Shares of American Airlines (NYSE:AAL) have been under pressure ever since early 2018, as the airline has been hit by one headwind after the other. American Airlines stock dropped more than 50% from January 2018 to August 2019.
First, rising oil prices hit the company’s margins hard in early 2018. Then, recession fears and slowing global demand hurt AAL stock in late 2018.
Early this year – just as things were starting to get better for American Airlines – Boeing’(NYSE:BA) had massive problems with its MAX 737 plane. The subsequent grounding of those planes created under-capacity issues for American Airlines which have weighed on its margins and profits.
The last 20 months have been ugly for AAL stock. But there’s reason to believe that American Airlines stock is now a good opportunity for investors.
The headwinds which have hit AAL stock hard over the past 20 months will inevitably fade. That will probably happen soon. Oil prices should fall for the foreseeable future, thanks to rising supply and falling demand. Demand for air travel will remain strong, thanks to healthy global labor conditions. The 737’s difficulties will be solved, and those planes should start flying again by late 2019.

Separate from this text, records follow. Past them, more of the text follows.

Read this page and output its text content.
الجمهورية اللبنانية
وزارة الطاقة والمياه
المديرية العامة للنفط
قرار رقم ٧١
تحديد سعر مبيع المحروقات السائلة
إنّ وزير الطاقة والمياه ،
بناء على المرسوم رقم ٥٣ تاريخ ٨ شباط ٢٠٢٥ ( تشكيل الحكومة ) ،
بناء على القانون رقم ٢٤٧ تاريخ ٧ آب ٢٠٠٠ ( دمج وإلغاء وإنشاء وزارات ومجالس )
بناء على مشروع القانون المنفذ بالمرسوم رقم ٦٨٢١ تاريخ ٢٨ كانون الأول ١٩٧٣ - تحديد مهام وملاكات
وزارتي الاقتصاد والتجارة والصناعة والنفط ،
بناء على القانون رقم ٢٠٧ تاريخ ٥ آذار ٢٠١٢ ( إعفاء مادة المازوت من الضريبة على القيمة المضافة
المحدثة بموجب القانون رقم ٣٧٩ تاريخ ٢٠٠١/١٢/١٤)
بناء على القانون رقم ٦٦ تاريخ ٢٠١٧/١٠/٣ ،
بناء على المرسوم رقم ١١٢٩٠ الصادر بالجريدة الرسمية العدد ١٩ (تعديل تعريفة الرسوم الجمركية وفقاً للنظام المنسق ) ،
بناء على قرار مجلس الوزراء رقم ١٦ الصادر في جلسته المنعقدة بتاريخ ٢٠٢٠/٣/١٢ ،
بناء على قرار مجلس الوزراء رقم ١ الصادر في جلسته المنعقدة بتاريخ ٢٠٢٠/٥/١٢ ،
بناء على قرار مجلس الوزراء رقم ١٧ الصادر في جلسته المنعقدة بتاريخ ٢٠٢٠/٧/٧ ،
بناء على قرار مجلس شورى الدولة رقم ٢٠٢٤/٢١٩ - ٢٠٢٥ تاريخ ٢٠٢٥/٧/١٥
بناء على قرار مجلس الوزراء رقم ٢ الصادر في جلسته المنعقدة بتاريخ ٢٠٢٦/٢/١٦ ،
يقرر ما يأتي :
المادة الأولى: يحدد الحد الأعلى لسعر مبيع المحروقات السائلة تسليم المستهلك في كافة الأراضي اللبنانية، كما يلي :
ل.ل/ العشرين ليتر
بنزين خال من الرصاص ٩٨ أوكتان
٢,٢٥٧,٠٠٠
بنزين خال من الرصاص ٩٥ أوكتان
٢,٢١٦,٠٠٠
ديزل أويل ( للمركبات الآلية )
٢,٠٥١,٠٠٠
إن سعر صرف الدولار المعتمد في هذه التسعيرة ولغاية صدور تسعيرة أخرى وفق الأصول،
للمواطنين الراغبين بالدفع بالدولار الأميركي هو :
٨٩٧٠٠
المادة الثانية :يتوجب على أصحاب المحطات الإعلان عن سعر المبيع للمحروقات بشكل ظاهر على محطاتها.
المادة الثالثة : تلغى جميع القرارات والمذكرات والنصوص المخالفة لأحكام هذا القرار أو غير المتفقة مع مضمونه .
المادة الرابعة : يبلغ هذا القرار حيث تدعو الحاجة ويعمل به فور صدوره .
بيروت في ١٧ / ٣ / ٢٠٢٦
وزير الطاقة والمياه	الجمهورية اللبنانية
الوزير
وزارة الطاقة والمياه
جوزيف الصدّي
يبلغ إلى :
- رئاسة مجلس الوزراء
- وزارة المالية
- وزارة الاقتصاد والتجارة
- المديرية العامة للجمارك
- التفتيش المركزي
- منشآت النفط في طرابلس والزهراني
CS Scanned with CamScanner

All in all, by the end of 2019, American Airlines could be benefiting from strong demand, low oil prices and full capacity. That will be a winning combination for American Airlines stock. Since those improvements aren’t priced into AAL stock today, American Airlines stock could be due for a big comeback rally between now and the end of the year.
Things Will Get Better for American Airlines
American Airlines stock has tumbled over the past 20 months because the outlook and optics surrounding the company have been consistently negative. Heading into the end of 2019, that should change tremendously.
Over the past 20 months, American Airlines has dealt with rising oil prices (which killed its margins in early 2018), slowing demand (which caused its revenue growth to decelerate in late 2018), and the grounding of the 737s (which pushed down its volumes and added cost pressure). Given that backdrop, it’s no wonder AAL stock has dropped over 50% since early 2018.
Over the next year, the outlook and optics of American Airlines will change for the better. Oil prices likely won’t rise meaningfully in the near-term. The oil market is being flooded with new supply. Oil supply outstripped oil demand by 900,000 barrels per day in the first half of 2019, according to IEA. At the same time, the global economy is heading into a manufacturing recession, according to many experts, and that will inevitably weigh on oil demand. Thus, going forward, oil prices should drift lower.
Meanwhile, demand for airplane travel should remain robust. Younger consumers value experiences over products, and traveling is one of their most coveted experiences, creating a strong, non-cyclical tailwind for American Airlines. At the same time, labor conditions globally are very good, featuring low unemployment rates and rising wages. That means consumers have both the appetite and ability to travel, implying that airline demand should remain healthy for the foreseeable future.
Last, but not least, the MAX 737 groundings are just temporary. These planes will get back up in the air within the next year. When they do, American Airlines’ capacity issues will be resolved, and air-traffic-volume growth will come back into the picture.
American Airlines Stock Hasn’t Priced in the Upcoming Improvement
Over the next year, American Airlines’ performance will improve dramatically. That will lead to a huge rally by AAL stock, mostly because the stock today doesn’t price in any improvement, let alone a dramatic improvement.
American Airlines stock trades at 5.6-times analysts’ average forward earnings estimate. That’s dirt-cheap. Historically, AAL stock has traded at a forward price-earnings multiple north of seven, and its forward P/E ratio has often been above eight. Meanwhile, the average forward P/E multiple across the entire airline industry today is indeed north of eight.
Thus, AAL stock trades at a dirt-cheap forward earnings multiple that is discounted both relative to its history and the valuation of the entire airline sector today. Clearly, no good news is priced into AAL stock at this point.
As good news does materialize over the next 12 months, then AAL stock will jump. Simple modeling (based on low-single-digit-percentage revenue growth, gradual margin expansion and some share buybacks) implies that American Airlines can realistically net earnings per share of about $7.50 by 2025. Based on a forward multiple of eight, that implies a 2024 price target for AAL stock of $60. Discounted back by 10% per year, that equates to a 2019 price target of about $37.
Thus, fundamentals indicate that within the next few months, AAL stock can surge 30%.
The Bottom Line on AAL Stock
American Airlines stock has been killed over the past twenty months, and the downturn was justified.
But there’s opportunity in the rubble of this collapse. Specifically, over the next 12 months, the fundamentals, outlook, and optics of AAL should all meaningfully improve. As they do, depressed AAL stock looks well-positioned to stage a big comeback rally.
I’m a buyer of American Airlines on weakness ahead of that comeback rally. I think that AAL stock could exceed $35 within the next few months.
As of this writing, Luke Lango did not hold a position in any of the aforementioned securities, but may initiate a long position in AAL within the next 72 hours.